How I dream Itaka-Escolapios in 25 years

31-03-2026

First of all, I would like to thank the many people who, in such a discreet way, have contributed—whether in a decisive or more modest capacity—to making these 25 years possible. I also extend my gratitude to Juan Alfonso, president of Itaka-Escolapios, the Executive Committee, and Igor, its Director, for organizing and preparing this gathering.

This is a dream born of gratitude. Twenty-five years ago, Itaka-Escolapios was born from a very simple and prophetic intuition: to live the charism of Calasanz together, Order and Fraternity, laywomen, laymen, and religious; people from many countries, cultures, and contexts.

It was not just an organizational structure; it was a new way of living the Piarist mission.

Today we celebrate that journey with gratitude, but an anniversary is not just about remembrance; above all, it serves to ask ourselves what we are called to be, how do we envision Itaka-Escolapios in 25 years?

I’ll share my dreams for 7 minutes—I think I’ll get through four…

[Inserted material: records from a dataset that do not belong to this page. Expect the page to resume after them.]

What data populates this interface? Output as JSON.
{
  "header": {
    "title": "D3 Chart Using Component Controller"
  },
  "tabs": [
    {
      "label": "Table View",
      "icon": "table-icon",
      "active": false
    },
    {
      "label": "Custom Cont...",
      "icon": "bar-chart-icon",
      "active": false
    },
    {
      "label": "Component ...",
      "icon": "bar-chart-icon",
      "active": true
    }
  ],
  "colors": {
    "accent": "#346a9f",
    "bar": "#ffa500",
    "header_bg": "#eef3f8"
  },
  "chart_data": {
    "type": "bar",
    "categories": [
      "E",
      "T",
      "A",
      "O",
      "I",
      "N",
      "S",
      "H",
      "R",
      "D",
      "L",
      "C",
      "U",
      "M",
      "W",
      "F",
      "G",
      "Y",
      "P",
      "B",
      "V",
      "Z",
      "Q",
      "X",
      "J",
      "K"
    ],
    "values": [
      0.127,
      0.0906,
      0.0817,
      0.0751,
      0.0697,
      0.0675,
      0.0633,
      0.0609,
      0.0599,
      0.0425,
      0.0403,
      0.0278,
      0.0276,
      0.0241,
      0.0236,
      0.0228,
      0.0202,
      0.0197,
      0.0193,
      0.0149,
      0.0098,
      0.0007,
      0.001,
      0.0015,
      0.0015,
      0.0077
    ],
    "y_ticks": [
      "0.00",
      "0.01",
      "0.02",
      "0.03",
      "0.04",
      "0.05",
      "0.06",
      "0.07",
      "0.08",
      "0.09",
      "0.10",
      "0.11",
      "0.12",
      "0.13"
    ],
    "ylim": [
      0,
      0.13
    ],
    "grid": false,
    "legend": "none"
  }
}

  1. I dream of a network that generates Piarist life.

The Declaration, drafted on March 6, 2026, which we have been working on these past few days in San Pantaleo, says something very important: It is not enough to maintain (care for) what already exists. We must generate new Piarist life.

That is why the first dream would be this: May Itaka-Escolapios increasingly become a generator of life.

In 25 years, I dream of a network that gives birth to new Piarist presences; that launches projects in new peripheries; that creates vibrant Christian communities and that awakens religious and lay vocations.

Itaka-Escolapios has never been just a platform: It is a matrix of Piarist life, a place where mission generates community, and where community generates mission.

I also dream of a network that listens deeply to the Spirit and to reality, that discerns together where God is calling us. A network where we know how to listen to one another: religious and laypeople, communities and ministries, young people and adults.

Because when we listen together, the Spirit opens new paths. Then the mission ceases to be merely an activity and becomes Christian life that is born, grows, and multiplies.

  1. I dream of a network that transforms and is present in the peripheries.

If anything characterizes the Gospel, it is the place where Jesus positions himself, always close to those who need him most. That is why I dream of an Itaka-Escolapios that is increasingly present on the peripheries: on the social peripheries, at the frontiers of education, in the places where children and youth are most vulnerable, where education can change the course of a life. Calasanz understood this with striking clarity.

In 25 years, I would like someone to be able to say: If you want to find Itaka-Escolapios, look where children need hope the most. It will be there.

  1. I dream of a global network capable of transforming itself to serve better

Today, Itaka-Escolapios is already an international network; but in 25 years, I dream of something even more powerful. A network deeply interconnected across continents, cultures, and generations.

A network where projects, resources, and dreams flow; where Africa, the Americas, Asia, and Europe enrich one another; where no one walks alone. Because when the mission is lived as a network, the charism becomes stronger, more creative, and more universal.

I also dream of a network that has the inner freedom to transform itself, a network capable of reading the signs of the times and of places, capable of continually asking itself: What is the Spirit asking of us? What is reality asking of us today? What do children and young people need today?

A network with agility, shared responsibility, and vision, not absorbed in its structures, but open to rethinking itself to serve better. Because the center is not the network: As with Jesus and Calasanz, the center is the mission.

And the mission is not ours either. It is the Piarist charism, which the Church received through Saint Joseph Calasanz and which transcends us all. We are simply servants, bearers of that gift.

When education is lived this way, in communion and as a network, its capacity to transform the world is amplified.

  1. The deepest dream.

But perhaps the deepest dream is not strategic; it is spiritual.

In 25 years, I dream of an Itaka-Escolapios that continues to have the heart of the Gospel, a passion for children, missionary boldness, and the joy of fraternity.

If in 25 years we still have that, everything else will follow.

Calasanz discovered that giving an opportunity, no matter how small, to children, girls, young people, and their familiestransforms the world.

25 years ago, Itaka-Escolapios was born to live out that mission together. In 25 years, I hope we can say that this small intuition became a GREAT NETWORK OF HOPE for many children and young people around the world, and that we continue to walk, humbly, in the same dream of Calasanz.